The ceremony was attended by US President Donald Trump, Israeli Prime Minister Benjamin Netanyahu, and the foreign ministers of the UAE and Bahrain - Abdullah bin Zayed Al Nahyan and Khalid bin Ahmed Al Khalifa, respectively. The UAE's representative thanked Netanyahu for agreeing to the terms of the peace accord and expressed confidence that the historic deal will improve life in the region.
"Your Excellency, Prime Minister Benjamin Netanyahu, Prime Minister of the State of Israel, thank you for choosing peace and for halting the annexation of Palestinian territories, a decision that reinforces our shared will to achieve a better future for generations to come", Abdullah bin Zayed said.
Under the accord, reached between Israel and the UAE with the mediation of the US on 13 August, the two countries will establish official diplomatic ties and start working together in a number of spheres, ranging from economy and tourism to security and military cooperation.
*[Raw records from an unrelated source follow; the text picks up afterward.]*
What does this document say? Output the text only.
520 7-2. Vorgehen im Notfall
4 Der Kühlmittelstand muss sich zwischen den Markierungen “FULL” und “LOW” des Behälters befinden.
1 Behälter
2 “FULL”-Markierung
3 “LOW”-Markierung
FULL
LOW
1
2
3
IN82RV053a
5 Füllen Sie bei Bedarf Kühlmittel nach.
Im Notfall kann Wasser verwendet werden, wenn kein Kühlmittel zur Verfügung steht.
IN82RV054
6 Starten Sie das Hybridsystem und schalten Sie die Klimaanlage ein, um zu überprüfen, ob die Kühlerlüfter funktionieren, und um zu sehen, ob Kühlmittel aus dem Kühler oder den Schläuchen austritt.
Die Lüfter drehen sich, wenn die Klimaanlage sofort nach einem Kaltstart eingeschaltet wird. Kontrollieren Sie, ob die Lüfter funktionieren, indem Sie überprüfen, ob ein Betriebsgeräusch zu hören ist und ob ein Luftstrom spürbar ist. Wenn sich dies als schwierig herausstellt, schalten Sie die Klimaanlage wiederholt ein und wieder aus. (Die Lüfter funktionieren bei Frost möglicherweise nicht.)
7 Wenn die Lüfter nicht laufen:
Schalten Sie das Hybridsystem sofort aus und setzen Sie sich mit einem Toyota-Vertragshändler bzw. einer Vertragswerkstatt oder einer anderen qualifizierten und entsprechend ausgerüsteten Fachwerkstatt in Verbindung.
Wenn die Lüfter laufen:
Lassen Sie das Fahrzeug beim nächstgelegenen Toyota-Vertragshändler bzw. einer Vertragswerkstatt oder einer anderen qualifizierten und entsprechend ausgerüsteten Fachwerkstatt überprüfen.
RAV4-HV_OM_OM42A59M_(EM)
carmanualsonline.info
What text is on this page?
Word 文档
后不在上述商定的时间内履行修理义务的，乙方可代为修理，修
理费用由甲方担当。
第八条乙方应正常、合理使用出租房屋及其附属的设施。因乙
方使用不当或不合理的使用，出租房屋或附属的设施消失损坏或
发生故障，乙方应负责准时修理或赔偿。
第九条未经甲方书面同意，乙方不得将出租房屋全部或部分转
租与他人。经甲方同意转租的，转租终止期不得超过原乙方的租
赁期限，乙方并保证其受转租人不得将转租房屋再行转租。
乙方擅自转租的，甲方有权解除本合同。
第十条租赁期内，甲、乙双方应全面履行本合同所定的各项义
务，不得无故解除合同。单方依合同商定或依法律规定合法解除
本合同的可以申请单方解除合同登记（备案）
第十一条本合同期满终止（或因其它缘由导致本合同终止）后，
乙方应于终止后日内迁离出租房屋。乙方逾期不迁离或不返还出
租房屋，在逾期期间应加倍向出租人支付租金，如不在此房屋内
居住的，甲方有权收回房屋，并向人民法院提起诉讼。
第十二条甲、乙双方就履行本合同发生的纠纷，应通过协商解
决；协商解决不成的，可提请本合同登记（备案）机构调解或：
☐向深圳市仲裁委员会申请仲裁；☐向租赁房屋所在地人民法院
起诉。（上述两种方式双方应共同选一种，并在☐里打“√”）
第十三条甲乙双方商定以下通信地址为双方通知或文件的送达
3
In return, Tel Aviv has promised to put on hold its plans for extending sovereignty over parts of the West Bank marked in Trump's "deal of the century", although stopped short of abandoning them for good.
The agreement marks a major change in the relations of the two countries, with the UAE having called Israel an "enemy" in 1971, but their ties reportedly evolved over the past decade into unofficial cooperation in certain areas.
The agreements between Israel, the UAE, and Bahrain, which have become the first Gulf states to normalise ties with Tel Aviv, were condemned by Turkey, Iran and the Palestinian Authority as undermining the efforts to find a two-state solution to the Israeli-Palestinian conflict. The president of the PA, Mahmoud Abbas, called on Arab states to follow the provisions of the Arab Peace Initiative that was established in 2002, which suggests that these countries can only begin to establish diplomatic ties with Israel after the Palestinian issue is resolved. Abbas further commented on the signing of the Abraham Accords by stating that "no peace" is possible as long as the Israeli "occupation" of Palestinian lands continues.
However, both the UAE and Bahrain said they have not stopped supporting the Palestinian cause, with Abu Dhabi explaining that the peace accord, which halted Israeli plans for the West Bank, was needed to give the efforts to resolve the Palestinian issue a chance. Bahrain's King Hamad bin Isa Al Khalifa also confirmed his adherence to the cause of reaching "a just and comprehensive peace" via a two-state solution for the Israeli-Palestinian conflict following the announcement of the agreement with Tel Aviv on 11 September.